If this happens, you should try controlling the seed shrimp population with all three methods discussed above; vacuuming, adding predator fish and using seed shrimp traps.
If you use all three methods and still can’t control the over-population, you have to get rid of the tank and buy a new one for your fish because it is full of seed shrimp eggs.
Seed shrimp eggs are very resistant and indestructible even temperature shocks, and higher CO2 levels can’t destroy them.
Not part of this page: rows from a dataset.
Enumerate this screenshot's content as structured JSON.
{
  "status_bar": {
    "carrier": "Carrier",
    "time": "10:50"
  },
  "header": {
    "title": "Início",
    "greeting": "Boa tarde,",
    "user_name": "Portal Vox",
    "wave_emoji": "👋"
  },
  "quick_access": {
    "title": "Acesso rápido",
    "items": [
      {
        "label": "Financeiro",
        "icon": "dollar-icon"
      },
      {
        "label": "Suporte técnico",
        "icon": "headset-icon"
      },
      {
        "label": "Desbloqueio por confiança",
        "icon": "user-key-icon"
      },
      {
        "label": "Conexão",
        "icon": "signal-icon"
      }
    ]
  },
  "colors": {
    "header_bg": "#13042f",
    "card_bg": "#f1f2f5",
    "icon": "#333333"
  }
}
That leaves the only way to get rid of seed shrimps is by leaving your precious tank.
That is why you should control seed shrimps when they first appear in your tank.
Do They Harm Plants?
Seed shrimps don’t harm plants if the plants aren’t already rotting.
They are harmless creature for both fish and plants. They are a good food source for predatory fish in your tank.
Seed shrimps are considered pests just because they tend to reproduce fast, and they don’t look nice.
Otherwise, seed shrimps would be an excellent addition to your tank as the fish can feast on them.
What Seed Shrimp eat
In vernal pools, seed shrimp are very common. They are mostly found in the lower strata, where water meets soil. They get their food from here.
Filter feeders suck in food particles along with water while allowing the water to flow out.